Mark Mannis, professor and chair, UC Davis Health Eye Center, was among the limited number of people who gathered on-site to give remarks for a livestream audience, including the 95-year-old Tschannen. He’s a grateful patient who provided the gift for the building.
The start of construction last month “marked the first step toward a new era in eye care in Northern California,” Mannis said in a message to the UC Davis Health community June 19.
“When it opens in 2022, the Ernest E. Tschannen Eye Institute will house the delivery of cutting-edge patient care, inspired educational programs for tomorrow’s health care leaders, and a pioneering research environment that will generate new discoveries in medicine, science and health care,” he wrote.
“The new institute will be the home of talented researchers working on developing cures for blinding eye diseases, physicians delivering excellence in patient-centered care and educators training the physician leaders of tomorrow.”
Addition to ACC
The 58,000-square-foot institute is being built as an addition to the Lawrence J. Ellison Ambulatory Care Center, or ACC, the largest and most active outpatient facility on the Sacramento campus. The addition will be at the ACC’s northeast corner; Y Street in front of the ACC is being pushed north (by removing the grass divider between the eastbound and westbound lanes) to accommodate the construction.

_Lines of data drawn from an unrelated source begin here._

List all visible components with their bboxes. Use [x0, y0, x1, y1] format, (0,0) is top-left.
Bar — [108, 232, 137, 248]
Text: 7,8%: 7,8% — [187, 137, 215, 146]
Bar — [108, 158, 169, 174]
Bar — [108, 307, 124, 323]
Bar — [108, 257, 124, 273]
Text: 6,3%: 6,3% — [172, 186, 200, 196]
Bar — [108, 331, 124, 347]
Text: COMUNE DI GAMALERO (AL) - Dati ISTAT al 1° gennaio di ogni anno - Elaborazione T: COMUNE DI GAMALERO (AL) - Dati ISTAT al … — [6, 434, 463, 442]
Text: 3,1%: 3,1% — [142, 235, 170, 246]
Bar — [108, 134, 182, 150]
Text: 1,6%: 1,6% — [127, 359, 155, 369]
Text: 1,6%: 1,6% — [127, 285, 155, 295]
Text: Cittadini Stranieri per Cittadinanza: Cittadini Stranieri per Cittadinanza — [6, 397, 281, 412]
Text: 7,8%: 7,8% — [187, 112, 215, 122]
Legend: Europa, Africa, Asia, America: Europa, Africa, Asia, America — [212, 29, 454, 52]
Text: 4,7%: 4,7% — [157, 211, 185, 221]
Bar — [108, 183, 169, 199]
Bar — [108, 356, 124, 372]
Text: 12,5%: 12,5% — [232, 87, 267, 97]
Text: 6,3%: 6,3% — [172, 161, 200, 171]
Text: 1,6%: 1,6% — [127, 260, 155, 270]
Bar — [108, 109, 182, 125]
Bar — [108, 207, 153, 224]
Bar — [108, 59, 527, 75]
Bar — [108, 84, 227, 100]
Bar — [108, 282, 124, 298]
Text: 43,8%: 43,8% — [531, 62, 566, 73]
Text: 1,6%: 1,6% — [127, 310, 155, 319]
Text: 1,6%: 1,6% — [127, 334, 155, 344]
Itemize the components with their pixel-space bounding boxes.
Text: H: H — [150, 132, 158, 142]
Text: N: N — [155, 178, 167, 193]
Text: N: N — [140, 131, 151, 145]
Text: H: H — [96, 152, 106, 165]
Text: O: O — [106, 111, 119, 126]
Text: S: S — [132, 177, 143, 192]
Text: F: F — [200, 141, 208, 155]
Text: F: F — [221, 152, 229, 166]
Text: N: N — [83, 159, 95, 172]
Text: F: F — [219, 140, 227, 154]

The project also includes the renovation on the first floor of the ACC, 17,500 gross square feet of existing clinic space. The eye center will vacate its second-floor space, and it will be available for relocation and consolidation of other hospital-based outpatient clinics located in inefficient and seismically deficient facilities on the Sacramento campus.
“Ernest has made this dream — for so many of us — come alive through his dedication and generosity, and we offer to him our utmost appreciation,” Mannis wrote.